Code generation

accessing variables
expression
assignment
control flow
function call
header
example
The code generation refers to the generation of S2 assembly language from the input source rz language.  The code generation employs different method depends on types of statement in the source code.  It can be categorised as:
  1. expression
  2. assignment
  3. control flow
  4. function call
The actual mechanism for rz to S2 code generation is based on the intermediate code (ic, byte-code) that rz compiler generated but it is not necessary to discuss the intermediate code (ic) in details.

Accessing variables

There are two types of variable: local and global.  Local variables reside in the activation record (usually implemented in the stack segment).  Global variables have absolute addresses in the data segment.  Accessing a local variable is performed using a "base pointer" (bp) and offset.  The base pointer is the pointer to the current activation record.  For example, the activation record stored locals and a return address, it grows from lo memory to hi memory with the base pointer at the end (Fig. 1  below).
| lv n   |  Lo
|--------|
| ...    |
|--------|
| lv 1   |
|--------|
| rads   | <- bp
|--------|  hi
Figure 1  an activation record

Accessing a local variable n can be done by
 ld   r1 @-n bp
 st   @-n bp r1

Accessing a global variable in done by absolute addressing:
 ld   r1 var
 st   var r1

Expression

An expression has been transformed into a post-fix form so that the code generation can be done based on left to right scanning.  The intermediate result is stored in the register.  The number of register used depends on the depth of stacking the intermediate result.  Assuming all variables are local, the expression

rz:  i * n + j
 
is transformed into a stack-based operations

ic:  rval i
     rval n
     mul
     rval j
     add

where rval n  means getting the value of a local variable n and push it onto the evaluation stack.  The following S2 code is generated

s2:  ld   r1 @-1 bp
     ld   r2 @-2 bp
     mul  r1 r1 r2
     ld   r2 @-3 bp
     add  r1 r1 r2

where i, n, j are local 1, 2, 3.  bp is already set by prior instructions (it is updated by a function call sequence).  The result is kept in r1.  For a logical expression, if the result is required explicitly (such as in an expression involved logical expression) the result will be a boolean value which is realised as 0/1 integer.  If the logical expression is part of conditional expression in an if-statement then the result is combined with the jump conditional and the explicit result is not required.  Suppose a result is required:

rz:  i < n

ic:  rval i
     rval n
     lt

s2:  ld   r1 @-1 bp
     ld   r2 @-2 bp
     sub  rz r1 r2
     ld   r1 #1
     jmp  lt skip_6
     ld   r1 #0
:skip_6 ...

Assignment

An assignment involved storing a value to a variable.  For a global variable, an absolute address is used:

rz:  level = 1

ic:  lvalg 10
     lit 1
     set

s2:  ld  r1 #1
     st  2010 r1

where lvalg n denotes the left-value (address) of a variable n (n is an offset into a data segment).

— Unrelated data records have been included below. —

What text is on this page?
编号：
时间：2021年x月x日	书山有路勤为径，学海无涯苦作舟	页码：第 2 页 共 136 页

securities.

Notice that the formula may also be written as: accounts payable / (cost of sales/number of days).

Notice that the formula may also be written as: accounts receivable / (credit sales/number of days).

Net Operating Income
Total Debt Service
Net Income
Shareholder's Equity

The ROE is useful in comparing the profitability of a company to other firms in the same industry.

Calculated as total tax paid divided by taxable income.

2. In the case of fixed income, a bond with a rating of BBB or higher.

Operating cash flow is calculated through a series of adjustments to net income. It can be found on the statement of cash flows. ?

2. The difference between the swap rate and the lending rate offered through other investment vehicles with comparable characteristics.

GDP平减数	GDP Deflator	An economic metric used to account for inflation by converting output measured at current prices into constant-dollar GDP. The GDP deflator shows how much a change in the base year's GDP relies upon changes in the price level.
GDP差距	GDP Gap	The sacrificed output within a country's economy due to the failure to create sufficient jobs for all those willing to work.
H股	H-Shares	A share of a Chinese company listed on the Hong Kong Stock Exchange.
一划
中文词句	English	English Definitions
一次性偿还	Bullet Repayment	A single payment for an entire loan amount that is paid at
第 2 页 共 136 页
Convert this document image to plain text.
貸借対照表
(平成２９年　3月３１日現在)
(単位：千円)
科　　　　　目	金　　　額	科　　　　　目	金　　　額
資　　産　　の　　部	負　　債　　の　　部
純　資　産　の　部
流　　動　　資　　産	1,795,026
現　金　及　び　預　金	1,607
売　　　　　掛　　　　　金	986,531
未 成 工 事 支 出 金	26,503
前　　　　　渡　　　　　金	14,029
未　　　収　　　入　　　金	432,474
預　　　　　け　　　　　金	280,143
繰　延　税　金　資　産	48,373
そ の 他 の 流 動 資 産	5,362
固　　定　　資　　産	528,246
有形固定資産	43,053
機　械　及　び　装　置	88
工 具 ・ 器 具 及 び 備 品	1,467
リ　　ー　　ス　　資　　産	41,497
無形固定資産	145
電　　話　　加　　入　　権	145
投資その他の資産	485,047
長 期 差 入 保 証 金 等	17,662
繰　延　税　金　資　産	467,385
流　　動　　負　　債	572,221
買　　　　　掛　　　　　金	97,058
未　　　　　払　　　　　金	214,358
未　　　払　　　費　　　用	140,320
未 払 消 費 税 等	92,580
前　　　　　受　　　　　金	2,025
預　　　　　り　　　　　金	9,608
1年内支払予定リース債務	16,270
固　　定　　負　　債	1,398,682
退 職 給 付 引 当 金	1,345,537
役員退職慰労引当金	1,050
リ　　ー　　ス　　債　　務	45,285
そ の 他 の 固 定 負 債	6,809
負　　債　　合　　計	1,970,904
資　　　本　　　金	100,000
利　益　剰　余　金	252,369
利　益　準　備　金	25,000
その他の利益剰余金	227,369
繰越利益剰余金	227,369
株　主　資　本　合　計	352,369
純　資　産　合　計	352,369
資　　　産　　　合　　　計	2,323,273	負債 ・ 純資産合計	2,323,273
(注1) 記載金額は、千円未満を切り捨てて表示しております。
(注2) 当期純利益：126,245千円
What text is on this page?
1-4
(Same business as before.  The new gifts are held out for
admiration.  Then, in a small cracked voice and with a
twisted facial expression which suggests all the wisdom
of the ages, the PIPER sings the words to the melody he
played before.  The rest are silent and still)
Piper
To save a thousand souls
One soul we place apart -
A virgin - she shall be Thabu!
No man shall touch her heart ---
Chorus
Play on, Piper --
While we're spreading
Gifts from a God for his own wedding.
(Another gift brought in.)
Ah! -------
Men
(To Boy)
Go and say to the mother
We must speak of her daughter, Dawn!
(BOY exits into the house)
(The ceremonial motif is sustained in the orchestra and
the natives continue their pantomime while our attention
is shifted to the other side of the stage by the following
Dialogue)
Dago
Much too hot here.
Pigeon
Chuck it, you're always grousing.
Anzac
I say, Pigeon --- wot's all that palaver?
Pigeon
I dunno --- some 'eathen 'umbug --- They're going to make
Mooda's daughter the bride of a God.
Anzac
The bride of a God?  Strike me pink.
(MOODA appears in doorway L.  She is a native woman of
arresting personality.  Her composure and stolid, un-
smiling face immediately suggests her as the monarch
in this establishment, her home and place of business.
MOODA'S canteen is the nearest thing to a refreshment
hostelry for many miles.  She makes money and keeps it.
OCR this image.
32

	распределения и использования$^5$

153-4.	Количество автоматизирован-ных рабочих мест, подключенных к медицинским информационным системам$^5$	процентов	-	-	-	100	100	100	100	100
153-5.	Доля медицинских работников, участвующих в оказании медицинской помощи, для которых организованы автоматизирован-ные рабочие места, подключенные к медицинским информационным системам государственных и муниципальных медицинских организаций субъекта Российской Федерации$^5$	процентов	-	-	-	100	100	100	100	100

Assuming the data segment started at 2000, the absolute address of "level" is 2010.  For a local variable, bp is used:

rz:  i = 1

ic:  lval 1
     lit 1
     set

s2:  ld  r1 #1
     st  @-1 bp r1

Control flow

There are two control statements in RZ:  if, while.  They are compiled into jumps.

rz:  if( e1 ) e2 else e3

     e1
     jump-if-false :else
     e2
     jump :out
:else e3
:out  ...

The logical expression in the conditional is combined with jump-if-false.  Assuming e1 is "i < n"

ic:  rval i
     rval n
     lt
     jz :else
     e2
     jmp :out
:else e3
:out  ...

s2:  ld   r1 @-1 bp
     ld   r2 @-2 bp
     sub  rz r1 r2
     jmp  ge label_else
     e2
     jmp  label_out
:label_else  e3
:lable_out ...

The "i < n" is combined with "jum-if-false" and becomes

s2:  sub ...  ;; to affect flags
     jmp ge   ;; not less than

The "while" is compiled into test and jump and jump to loop at the end.

rz:   while( e1 ) e2

:loop e1
     jump-if-false :out
     e2
     jump :loop
:out . . .

s2:
:label_loop  e1
     jmp  ... lable_out
     e2
     jmp  label_loop
:label_out ...

This sequence results in executing two jumps, one for entry into the loop and one at the end to loop back, for every iteration round the loop.  An alternative sequence can reduce it to just one jump by placing the test at the end.

     jump :in
:loop e2
:in   e1
     jump-if-true :loop
        ...

Function call

A function call passes parameters, creates an activation record, save registers and jump to the code of function body.  The actual parameters are passed to the callee activation record.  The location of local variables in the callee are known at compile time.  The activation record stored local variables and the computation state.  The computation state saved the previous state before the call occur so that it can be restored upon returning from the call.  Usually the return address and the previous base pointer are saved.  However, as the size of the current activation record is known at the compile time, it is not necessary to keep the previous base pointer.  A code sequence can be generated to delete an activation record knowing its size.  The call is performed by "jal" using a register "rads" to store the return address.  For example

rz:  swap(j,j+1)

ic:  rval j
     rval j
     lit 1
     add
     call :swap

s2:  ld   r1 @-2 bp
     add  r1 r1 #1
     st   @1 bp r1
     ld   r1 @-2 bp
     st   @2 bp r1
     jal  rads :swap
 

|   ...  |  Lo
|--------|
|   j    |
|--------|  caller AR
|   i    |
|--------|
| rads   | <- bp
|--------|
|  j+1   |
|--------|  callee AR
|   j    |
|--------|
| rads'  | <- bp'
|--------|  Hi
Figure 2   Passing actual parameters to a function

If there is a value returned by the function call, it is kept in a register "retv" by convention. An example on returning a value from a function call:

rz:  c = f(x)
 
s2:  jal  rads :f
     or   r1 retv rz   ;;  move return value to r1
     ...

In the function body, to create an activation record, bp is adjusted, follows by saving the registers which will be used in the code of body.  The number of register used is known at compile time.  The registers are saved in the stack segment, using a stack pointer "sp".   Suppose two registers are used,

s2:  :func
     add  bp bp #s
     st   @0 bp rads
     ;; ---- save regs
     st   @1 sp r1
     st   @2 sp r2
     add  sp sp #2

where s is the size of the activation record.  s = num. of locals + 1,  num. of locals = passed variables + other local variables.  All known at compile time.  If this function calls another function then the current return address is saved in the activation record.  To return to the caller, the current activation record is removed and the saved registers are restored and the control is transfered back the caller by "jr rads".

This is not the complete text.